Function calling agents powered by Large Language Models (LLMs) select external tools to automate complex tasks. On-device agents typically use a retrieval module to select relevant tools, improving performance and reducing context length. However, existing retrieval methods rely on static and limited inputs, failing to capture multi-step tool dependencies and evolving task context. This limitation often introduces irrelevant tools that mislead the agent, degrading efficiency and accuracy. We propose Dynamic Tool Dependency Retrieval (DTDR), a lightweight retrieval method that conditions on both the initial query and the evolving execution context.
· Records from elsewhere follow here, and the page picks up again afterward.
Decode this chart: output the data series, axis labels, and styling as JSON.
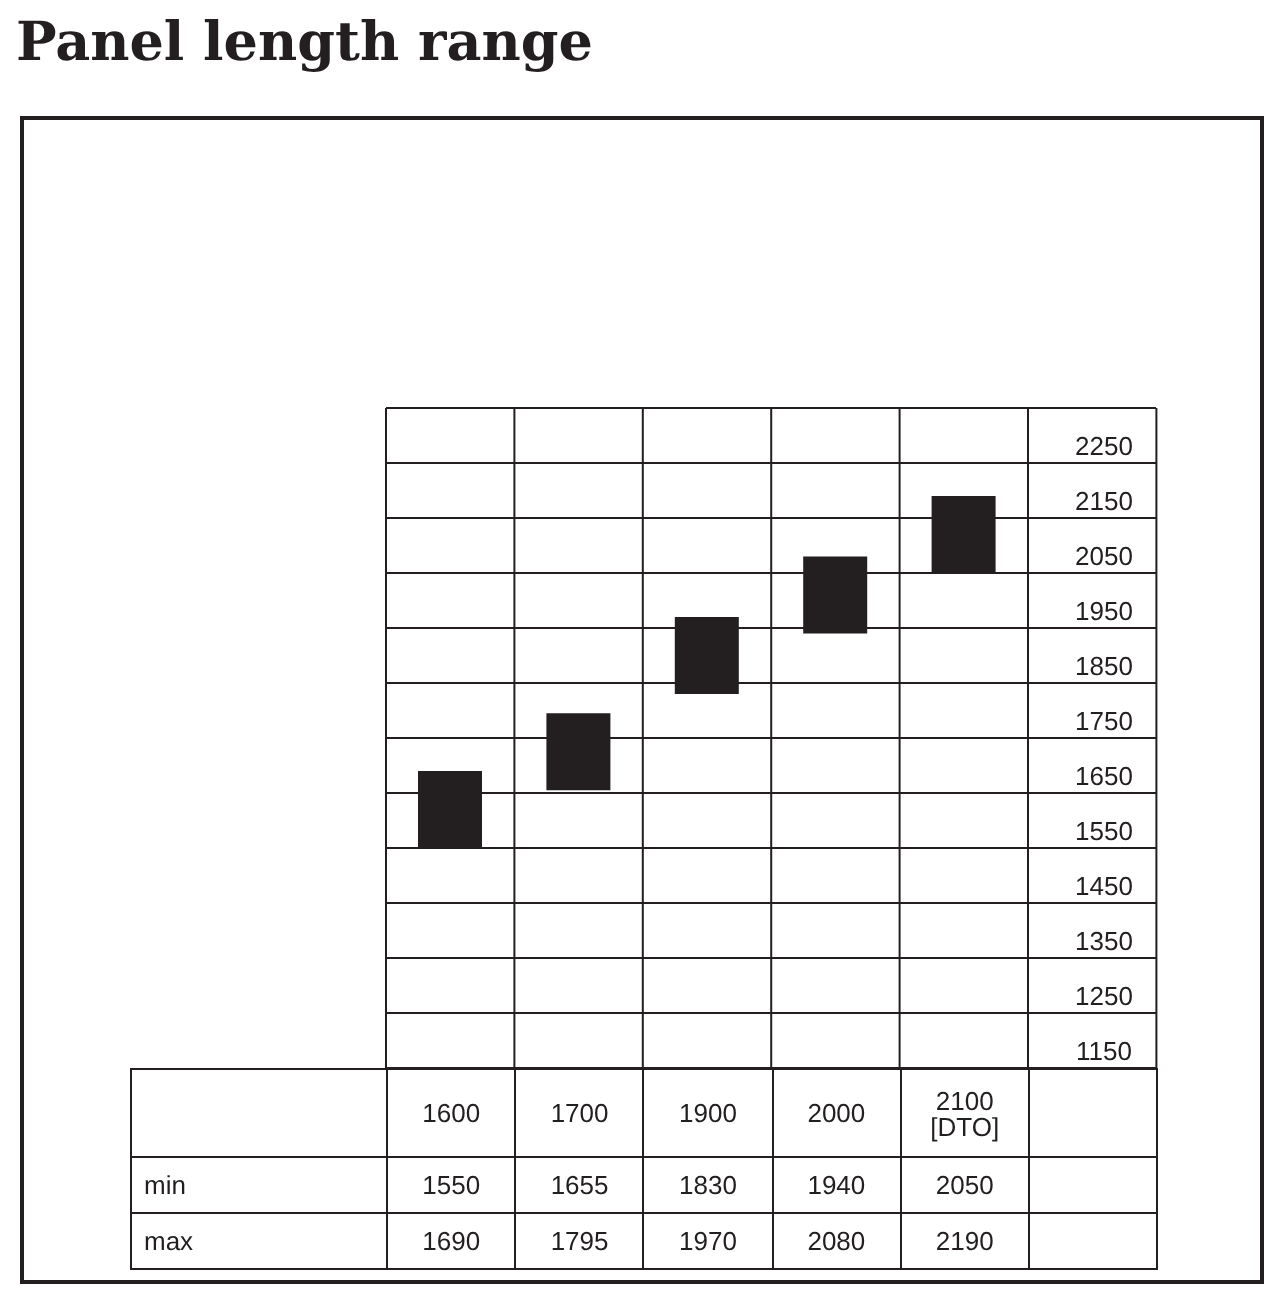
{
  "chart_data": {
    "type": "bar",
    "title": "Panel length range",
    "categories": [
      "1600",
      "1700",
      "1900",
      "2000",
      "2100 [DTO]"
    ],
    "base": [
      1550,
      1655,
      1830,
      1940,
      2050
    ],
    "values": [
      140,
      140,
      140,
      140,
      140
    ],
    "color": "#231f20",
    "ylim": [
      1150,
      2350
    ],
    "grid": true,
    "yticks": [
      1150,
      1250,
      1350,
      1450,
      1550,
      1650,
      1750,
      1850,
      1950,
      2050,
      2150,
      2250
    ],
    "annotations": [
      "min",
      "max",
      "1550",
      "1655",
      "1830",
      "1940",
      "2050",
      "1690",
      "1795",
      "1970",
      "2080",
      "2190"
    ]
  }
}
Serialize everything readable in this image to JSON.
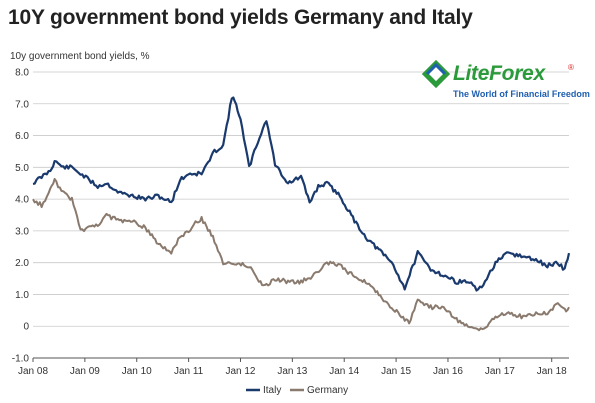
{
  "chart_data": {
    "type": "line",
    "title": "10Y government bond yields Germany and Italy",
    "ylabel": "10y government bond yields, %",
    "xlabel": "",
    "x_ticks": [
      "Jan 08",
      "Jan 09",
      "Jan 10",
      "Jan 11",
      "Jan 12",
      "Jan 13",
      "Jan 14",
      "Jan 15",
      "Jan 16",
      "Jan 17",
      "Jan 18"
    ],
    "y_ticks": [
      "-1.0",
      "0",
      "1.0",
      "2.0",
      "3.0",
      "4.0",
      "5.0",
      "6.0",
      "7.0",
      "8.0"
    ],
    "xlim": [
      "2008-01",
      "2018-05"
    ],
    "ylim": [
      -1.0,
      8.0
    ],
    "grid": true,
    "legend_position": "bottom",
    "series": [
      {
        "name": "Italy",
        "color": "#1a3a6e",
        "points": [
          [
            "2008-01",
            4.5
          ],
          [
            "2008-03",
            4.7
          ],
          [
            "2008-05",
            4.9
          ],
          [
            "2008-06",
            5.2
          ],
          [
            "2008-08",
            5.0
          ],
          [
            "2008-10",
            5.0
          ],
          [
            "2008-12",
            4.8
          ],
          [
            "2009-02",
            4.6
          ],
          [
            "2009-04",
            4.4
          ],
          [
            "2009-06",
            4.5
          ],
          [
            "2009-09",
            4.2
          ],
          [
            "2009-12",
            4.1
          ],
          [
            "2010-03",
            4.0
          ],
          [
            "2010-06",
            4.1
          ],
          [
            "2010-09",
            3.9
          ],
          [
            "2010-11",
            4.6
          ],
          [
            "2011-01",
            4.8
          ],
          [
            "2011-04",
            4.8
          ],
          [
            "2011-07",
            5.5
          ],
          [
            "2011-09",
            5.7
          ],
          [
            "2011-11",
            7.2
          ],
          [
            "2011-12",
            7.0
          ],
          [
            "2012-01",
            6.5
          ],
          [
            "2012-03",
            5.0
          ],
          [
            "2012-05",
            5.8
          ],
          [
            "2012-07",
            6.5
          ],
          [
            "2012-09",
            5.1
          ],
          [
            "2012-12",
            4.5
          ],
          [
            "2013-03",
            4.7
          ],
          [
            "2013-05",
            3.9
          ],
          [
            "2013-07",
            4.4
          ],
          [
            "2013-09",
            4.5
          ],
          [
            "2013-12",
            4.1
          ],
          [
            "2014-03",
            3.4
          ],
          [
            "2014-06",
            2.8
          ],
          [
            "2014-09",
            2.4
          ],
          [
            "2014-12",
            2.0
          ],
          [
            "2015-03",
            1.2
          ],
          [
            "2015-06",
            2.3
          ],
          [
            "2015-09",
            1.8
          ],
          [
            "2015-12",
            1.6
          ],
          [
            "2016-03",
            1.4
          ],
          [
            "2016-06",
            1.4
          ],
          [
            "2016-08",
            1.1
          ],
          [
            "2016-10",
            1.5
          ],
          [
            "2016-12",
            2.0
          ],
          [
            "2017-03",
            2.3
          ],
          [
            "2017-06",
            2.2
          ],
          [
            "2017-09",
            2.1
          ],
          [
            "2017-12",
            1.9
          ],
          [
            "2018-02",
            2.0
          ],
          [
            "2018-04",
            1.8
          ],
          [
            "2018-05",
            2.3
          ]
        ]
      },
      {
        "name": "Germany",
        "color": "#8a7a6e",
        "points": [
          [
            "2008-01",
            4.0
          ],
          [
            "2008-03",
            3.8
          ],
          [
            "2008-05",
            4.3
          ],
          [
            "2008-06",
            4.6
          ],
          [
            "2008-08",
            4.2
          ],
          [
            "2008-10",
            4.0
          ],
          [
            "2008-12",
            3.0
          ],
          [
            "2009-02",
            3.1
          ],
          [
            "2009-04",
            3.2
          ],
          [
            "2009-06",
            3.5
          ],
          [
            "2009-09",
            3.3
          ],
          [
            "2009-12",
            3.3
          ],
          [
            "2010-03",
            3.1
          ],
          [
            "2010-06",
            2.6
          ],
          [
            "2010-09",
            2.3
          ],
          [
            "2010-11",
            2.8
          ],
          [
            "2011-01",
            3.0
          ],
          [
            "2011-03",
            3.3
          ],
          [
            "2011-04",
            3.4
          ],
          [
            "2011-07",
            2.7
          ],
          [
            "2011-09",
            2.0
          ],
          [
            "2011-12",
            2.0
          ],
          [
            "2012-03",
            1.9
          ],
          [
            "2012-06",
            1.3
          ],
          [
            "2012-07",
            1.3
          ],
          [
            "2012-09",
            1.5
          ],
          [
            "2012-12",
            1.4
          ],
          [
            "2013-03",
            1.4
          ],
          [
            "2013-06",
            1.6
          ],
          [
            "2013-09",
            2.0
          ],
          [
            "2013-12",
            1.9
          ],
          [
            "2014-03",
            1.6
          ],
          [
            "2014-06",
            1.4
          ],
          [
            "2014-09",
            1.0
          ],
          [
            "2014-12",
            0.6
          ],
          [
            "2015-03",
            0.2
          ],
          [
            "2015-04",
            0.1
          ],
          [
            "2015-06",
            0.8
          ],
          [
            "2015-09",
            0.6
          ],
          [
            "2015-12",
            0.6
          ],
          [
            "2016-03",
            0.2
          ],
          [
            "2016-06",
            0.0
          ],
          [
            "2016-07",
            -0.1
          ],
          [
            "2016-09",
            -0.1
          ],
          [
            "2016-12",
            0.3
          ],
          [
            "2017-03",
            0.4
          ],
          [
            "2017-06",
            0.3
          ],
          [
            "2017-09",
            0.4
          ],
          [
            "2017-12",
            0.4
          ],
          [
            "2018-02",
            0.7
          ],
          [
            "2018-04",
            0.5
          ],
          [
            "2018-05",
            0.6
          ]
        ]
      }
    ]
  },
  "brand": {
    "name": "LiteForex",
    "registered": "®",
    "tagline": "The World of Financial Freedom",
    "colors": {
      "green": "#2a9a3a",
      "blue": "#1f5fb0"
    },
    "icon": "liteforex-diamond-logo"
  }
}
DTDR models tool dependencies from function calling demonstrations, enabling adaptive retrieval as plans unfold. We benchmark DTDR against state-of-the-art retrieval methods across multiple datasets and LLM backbones, evaluating retrieval precision, downstream task accuracy, and computational efficiency. Additionally, we explore strategies to integrate retrieved tools into prompts. Our results show that dynamic tool retrieval improves function calling success rates between $23\%$ and $104\%$ compared to state-of-the-art static retrievers.